Les salariés congolais de Kamoto Copper Company (KKCC), une société de sous‑traitance de MANONO LITHIUM, se sont mobilisés dans les rues mercredi 15 avril pour dénoncer des retenues salariales qu’ils jugent excessives.
Poussés à bout, les travailleurs ont d'abord provoqué des incidents dans la concession de l'entreprise, puis ont envahi les rues pour une manifestation bruyante.

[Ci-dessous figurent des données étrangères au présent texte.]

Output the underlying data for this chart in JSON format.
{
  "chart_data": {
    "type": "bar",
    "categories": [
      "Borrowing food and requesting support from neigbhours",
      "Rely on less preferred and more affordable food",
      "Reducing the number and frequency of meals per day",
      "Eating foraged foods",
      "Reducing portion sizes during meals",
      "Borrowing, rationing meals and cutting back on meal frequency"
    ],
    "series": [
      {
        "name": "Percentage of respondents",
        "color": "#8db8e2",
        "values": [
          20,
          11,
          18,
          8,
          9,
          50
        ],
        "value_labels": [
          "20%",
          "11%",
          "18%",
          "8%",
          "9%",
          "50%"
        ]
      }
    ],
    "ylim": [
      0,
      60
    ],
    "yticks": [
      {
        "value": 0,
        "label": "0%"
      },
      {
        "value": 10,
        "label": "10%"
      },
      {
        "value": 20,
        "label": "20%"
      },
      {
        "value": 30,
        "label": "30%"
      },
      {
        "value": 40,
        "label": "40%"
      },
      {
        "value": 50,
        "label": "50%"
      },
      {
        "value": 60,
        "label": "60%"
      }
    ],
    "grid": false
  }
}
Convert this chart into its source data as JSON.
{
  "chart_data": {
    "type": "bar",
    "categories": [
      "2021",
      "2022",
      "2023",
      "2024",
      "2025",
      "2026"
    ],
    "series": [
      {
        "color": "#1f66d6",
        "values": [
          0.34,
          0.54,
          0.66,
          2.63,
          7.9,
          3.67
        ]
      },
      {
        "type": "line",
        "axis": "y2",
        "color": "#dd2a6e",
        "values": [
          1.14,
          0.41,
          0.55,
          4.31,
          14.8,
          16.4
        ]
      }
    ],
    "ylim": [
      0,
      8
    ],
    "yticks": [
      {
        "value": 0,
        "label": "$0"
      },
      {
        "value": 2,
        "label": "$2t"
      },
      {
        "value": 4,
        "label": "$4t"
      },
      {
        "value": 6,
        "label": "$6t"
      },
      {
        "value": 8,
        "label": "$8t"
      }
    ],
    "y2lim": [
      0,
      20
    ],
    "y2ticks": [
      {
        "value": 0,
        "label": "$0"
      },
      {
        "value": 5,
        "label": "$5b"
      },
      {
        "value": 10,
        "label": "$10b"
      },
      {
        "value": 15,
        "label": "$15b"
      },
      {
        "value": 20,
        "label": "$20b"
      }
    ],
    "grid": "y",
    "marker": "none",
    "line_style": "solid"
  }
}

Ces employés exaspéré, dont la rémunération est au départ précaire, ont embrasé un véhicule de l'entreprise au cœur d'un climat explosif.
Les forces de l'ordre ont intervenu avec des gaz lacrymogènes pour juguler la colère et éviter le chaos.
Selon le syndicat, cette rétention sur leurs fiches de paie, dépasserait le plafond légal de 3%, avec des montants prélevés s’échelonnant entre 84.000 et 130.000 francs congolais, ce qu’ils qualifient d’«irrégularité manifeste et de spoliation de leurs salaires».
Selon une source proche, ces fonds ont été déduits pour répondre à la réglementation fiscale relative à l’impôt professionnel sur les rémunérations (IPR), prélevé directement sur la masse salariale .
Vêtus de leurs combinaisons professionnelles, casquettes fermement enfilées, les protestataires ont convergé vers le bureau du territoire pour exprimer leur exaspération, et presser l'administrateur d'agir de son plein poids pour une issue favorable.D'après les témoins, les premiers échanges ont eu lieu entre les autorités et la société incriminée pour prélèvements «indus» sur les salaires de ses employés, afin de cerner précisément les contours du dossier.
Questionnée à ce propos, la direction générale des Impôts (DGI) a indiqué que KKCC fait l'impasse sur ses cotisations fiscales depuis cinq ans déjà.
Certains observateurs craignent que cette retenue sur salaire, censée couvrir les obligations des impôts, ne soit qu'un vol déguisé, institué par des dirigeants traînant des arriérés fiscaux pluriannuels.